The MRD space is particularly hot right now, as companies small and large are launching MRD tests for a variety of cancers. Larger players like Natera and Exact Sciences, as well as smaller firms like Foresight Diagnostics and AccuraGen, have all developed or launched MRD assays despite questions about its utility.
Being competitive in the precision oncology space, including in a booming area like MRD, is "key" to gaining more market share, Mikson said.
Mikson also noted that the company's key priorities should be continuing to bring costs down, decrease its cash burn, and get its customers to continue to buy new products annually and "deepen their penetration in the customer wallet share."

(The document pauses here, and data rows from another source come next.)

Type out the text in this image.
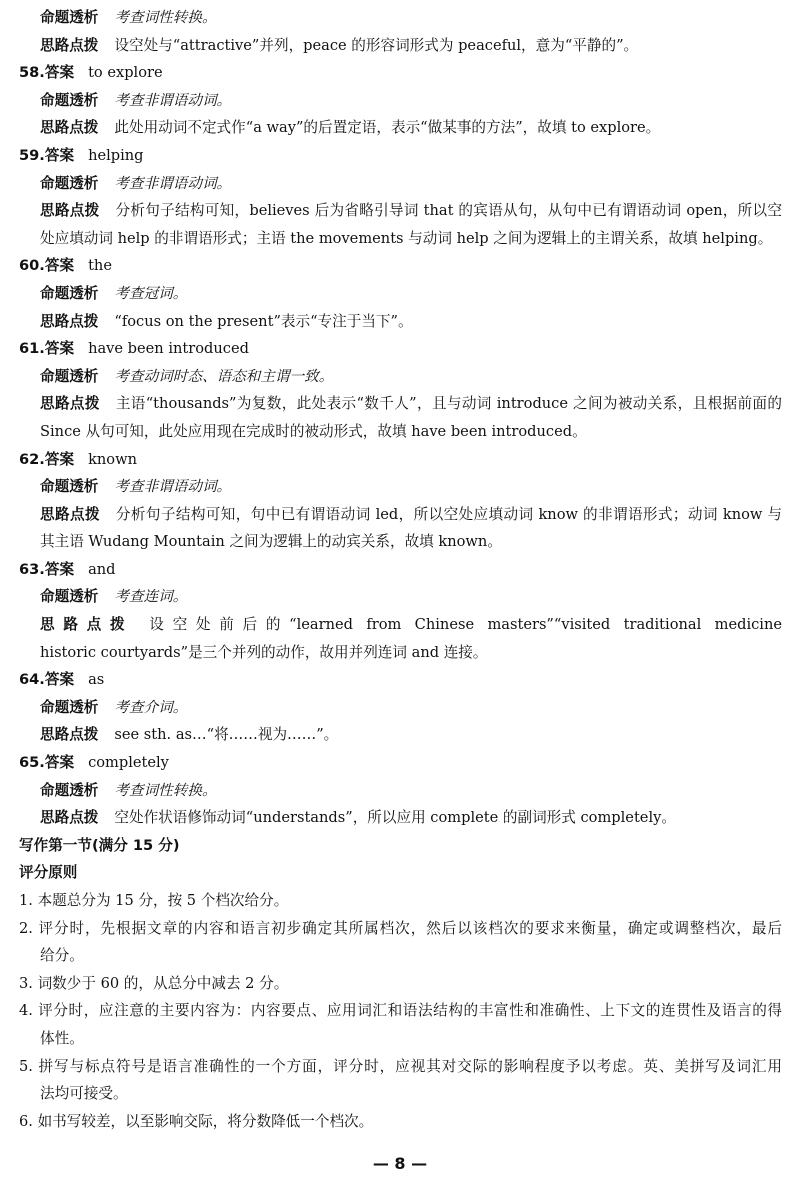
命题透析 考查词性转换。
思路点拨 设空处与“attractive”并列，peace 的形容词形式为 peaceful，意为“平静的”。
58.答案 to explore
命题透析 考查非谓语动词。
思路点拨 此处用动词不定式作“a way”的后置定语，表示“做某事的方法”，故填 to explore。
59.答案 helping
命题透析 考查非谓语动词。
思路点拨 分析句子结构可知，believes 后为省略引导词 that 的宾语从句，从句中已有谓语动词 open，所以空
处应填动词 help 的非谓语形式；主语 the movements 与动词 help 之间为逻辑上的主谓关系，故填 helping。
60.答案 the
命题透析 考查冠词。
思路点拨 “focus on the present”表示“专注于当下”。
61.答案 have been introduced
命题透析 考查动词时态、语态和主谓一致。
思路点拨 主语“thousands”为复数，此处表示“数千人”，且与动词 introduce 之间为被动关系，且根据前面的
Since 从句可知，此处应用现在完成时的被动形式，故填 have been introduced。
62.答案 known
命题透析 考查非谓语动词。
思路点拨 分析句子结构可知，句中已有谓语动词 led，所以空处应填动词 know 的非谓语形式；动词 know 与
其主语 Wudang Mountain 之间为逻辑上的动宾关系，故填 known。
63.答案 and
命题透析 考查连词。
思路点拨 设空处前后的“learned from Chinese masters”“visited traditional medicine
historic courtyards”是三个并列的动作，故用并列连词 and 连接。
64.答案 as
命题透析 考查介词。
思路点拨 see sth. as…“将……视为……”。
65.答案 completely
命题透析 考查词性转换。
思路点拨 空处作状语修饰动词“understands”，所以应用 complete 的副词形式 completely。
写作第一节(满分 15 分)
评分原则
1. 本题总分为 15 分，按 5 个档次给分。
2. 评分时，先根据文章的内容和语言初步确定其所属档次，然后以该档次的要求来衡量，确定或调整档次，最后
给分。
3. 词数少于 60 的，从总分中减去 2 分。
4. 评分时，应注意的主要内容为：内容要点、应用词汇和语法结构的丰富性和准确性、上下文的连贯性及语言的得
体性。
5. 拼写与标点符号是语言准确性的一个方面，评分时，应视其对交际的影响程度予以考虑。英、美拼写及词汇用
法均可接受。
6. 如书写较差，以至影响交际，将分数降低一个档次。
— 8 —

Right now, the company is largely focused on the US, although Tempus had been looking at large oncology markets for potential expansion, including some countries in Europe, Japan, and Australia. Earlier this year, when the opportunity arose to expand to Japan, the firm took it, Lefkofsky said, and established a joint venture with SoftBank Group to bring the benefits of its portfolio to that country.
However, he emphasized that Tempus intends to be "diligent and thoughtful" about entering international markets due to the required time and resources, and he noted that there is a lot of opportunity still in the US in oncology and other disease areas. "I wouldn't expect us to be too aggressive entering other markets, but we'll likely enter selective additional markets on a conscientious basis," he added.
Overall, the company has seen a "fairly significant" growth rate since it opened its first laboratory seven years ago, which Lefkofsky attributes to its central thesis that "technology was going to become increasingly important in helping physicians … make data-driven decisions in [the] clinic, that there were just going to be this growing amount of data elements that physicians would have to take into consideration when determining the right next step for patients."
"We wanted to help gather all those data elements and present them to physicians in a way that they could analyze that data in an easy manner when they were in clinic treating patients," he said.
According to its S-1 form, Tempus' offerings have been used by about 95 percent of the largest public pharmaceutical companies, its clinical NGS volume has risen from about 31,000 samples in 2018 to about 288,000 samples in 2023, and more than 7,000 physicians have used its products.
The firm's entire technology platform has been built around that central thesis of the importance of technology and has in turn driven the adoption of its tests by clinicians because "we're providing a true data advantage in their ability to personalize care for the patients that they're seeing every day," Lefkofsky said.